Tuesday, March 16, 2010

Cabbage Rolls
With big fresh heads of bright green cabbage on sale at the market this week, I just had to have an old favorite: stuffed cabbage.

I use the same basic stuffing for cabbage leaves as I do for red peppers , but add a little sweet and savory surprise: raisins and olives. In this case, Italian brine-cured Gaeta olives, finely diced and mixed with my favorite Lundberg mahogany rice, diced celery and diced onion and minced garlic.

My friend, Helen, gave me a jar of the olives. Her mother used them in her stuffing for peppers, but instead of rice, she used bread as a base. Gaeta olives are often dry cured, which makes them very black and wrinkled, or brine cured which leaves them dark purple and smooth skinned, much like a Kalamata olive, which would be a good substitute.

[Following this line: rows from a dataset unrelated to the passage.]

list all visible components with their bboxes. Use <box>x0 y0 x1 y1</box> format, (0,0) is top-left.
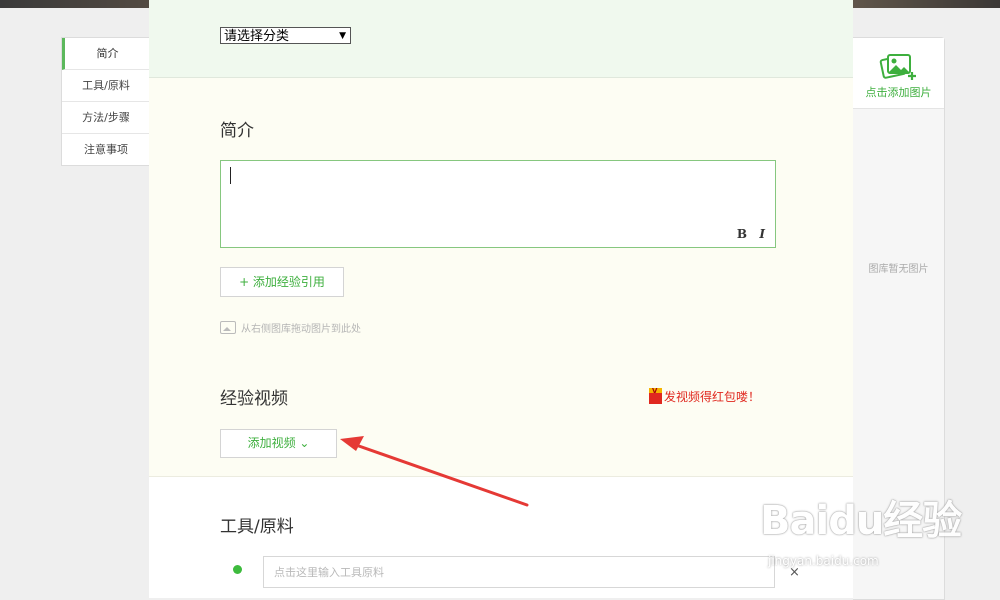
add-reference-button[interactable]: + 添加经验引用 <box>220 267 344 297</box>
add-image-icon <box>879 54 916 80</box>
watermark-brand: Baidu经验 <box>760 498 962 544</box>
tools-input[interactable] <box>263 556 775 588</box>
nav-item-tools[interactable]: 工具/原料 <box>62 70 150 102</box>
dropdown-arrow-icon: ▼ <box>339 31 346 41</box>
add-image-label: 点击添加图片 <box>865 86 932 99</box>
video-promo-link[interactable]: V 发视频得红包喽！ <box>649 387 761 405</box>
drag-hint-text: 从右侧图库拖动图片到此处 <box>241 324 361 335</box>
category-select[interactable]: 请选择分类 ▼ <box>220 27 351 44</box>
nav-item-steps[interactable]: 方法/步骤 <box>62 102 150 134</box>
bold-button[interactable]: B <box>737 227 747 241</box>
intro-title: 简介 <box>220 121 254 141</box>
bullet-dot-icon <box>233 565 242 574</box>
category-select-value: 请选择分类 <box>224 29 290 44</box>
tools-title: 工具/原料 <box>220 517 294 537</box>
drag-image-hint: 从右侧图库拖动图片到此处 <box>220 320 361 335</box>
baidu-watermark: Baidu经验 jingyan.baidu.com <box>760 488 962 568</box>
image-icon <box>220 321 236 334</box>
add-video-button[interactable]: 添加视频 ⌄ <box>220 429 337 458</box>
intro-section: 简介 B I + 添加经验引用 从右侧图库拖动图片到此处 经验视频 V 发视频得红… <box>149 78 853 477</box>
gallery-empty-text: 图库暂无图片 <box>868 264 929 275</box>
intro-editor[interactable]: B I <box>220 160 776 248</box>
nav-item-notes[interactable]: 注意事项 <box>62 134 150 165</box>
add-image-button[interactable]: 点击添加图片 <box>853 38 944 109</box>
italic-button[interactable]: I <box>759 227 765 241</box>
promo-text: 发视频得红包喽！ <box>664 390 761 404</box>
video-title: 经验视频 <box>220 389 288 409</box>
red-envelope-icon: V <box>649 387 662 404</box>
text-caret <box>230 167 231 184</box>
category-section: 请选择分类 ▼ <box>149 0 853 78</box>
left-section-nav: 简介 工具/原料 方法/步骤 注意事项 <box>61 37 150 166</box>
annotation-arrow <box>340 436 529 507</box>
watermark-url: jingyan.baidu.com <box>768 554 879 568</box>
nav-item-intro[interactable]: 简介 <box>62 38 150 70</box>
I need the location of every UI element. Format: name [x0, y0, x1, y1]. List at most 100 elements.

I used the big bright green outer leaves of the head for stuffing. After washing them well in cold water, I let them sit in a wide pan of hot water to soften them. Cutting out the center hard stem makes the leaves easy to work with. Treat the leaf as you would a tortilla for stuffing a burrito. Lay it on a flat surface, put a couple of tablespoons of filling about a third of the way up the leaf (use an amount of filling to match the size of the leaf. Too much filling and it will pop open) then roll up and fold in the sides. Place the roll, seam side down, in a baking dish.

The rolls should cook with some liquid. They can be steamed or simmered on top of the stove, or as I prefer to do it, the lazy man's way, covered and baked in a 350° oven for about an hour.

I like a bit of tomato sauce in the braising liquid. On this occasion, I used a cup of diced tomatoes which had been cooked down with garlic and herbs (leftover pizza topping). I added the cup of tomato sauce to 2 cups of very hot veggie broth and poured that over the stuffed rolls. I had a bit of filling leftover, so as not to waste, I spread that evenly over the rolls before adding the sauce. A can of tomato sauce stretched with veggie broth would do as well, or just broth without the added tomato is fine, too.

This is another easy meal that adapts to what's on hand and is easy to make with a little practice.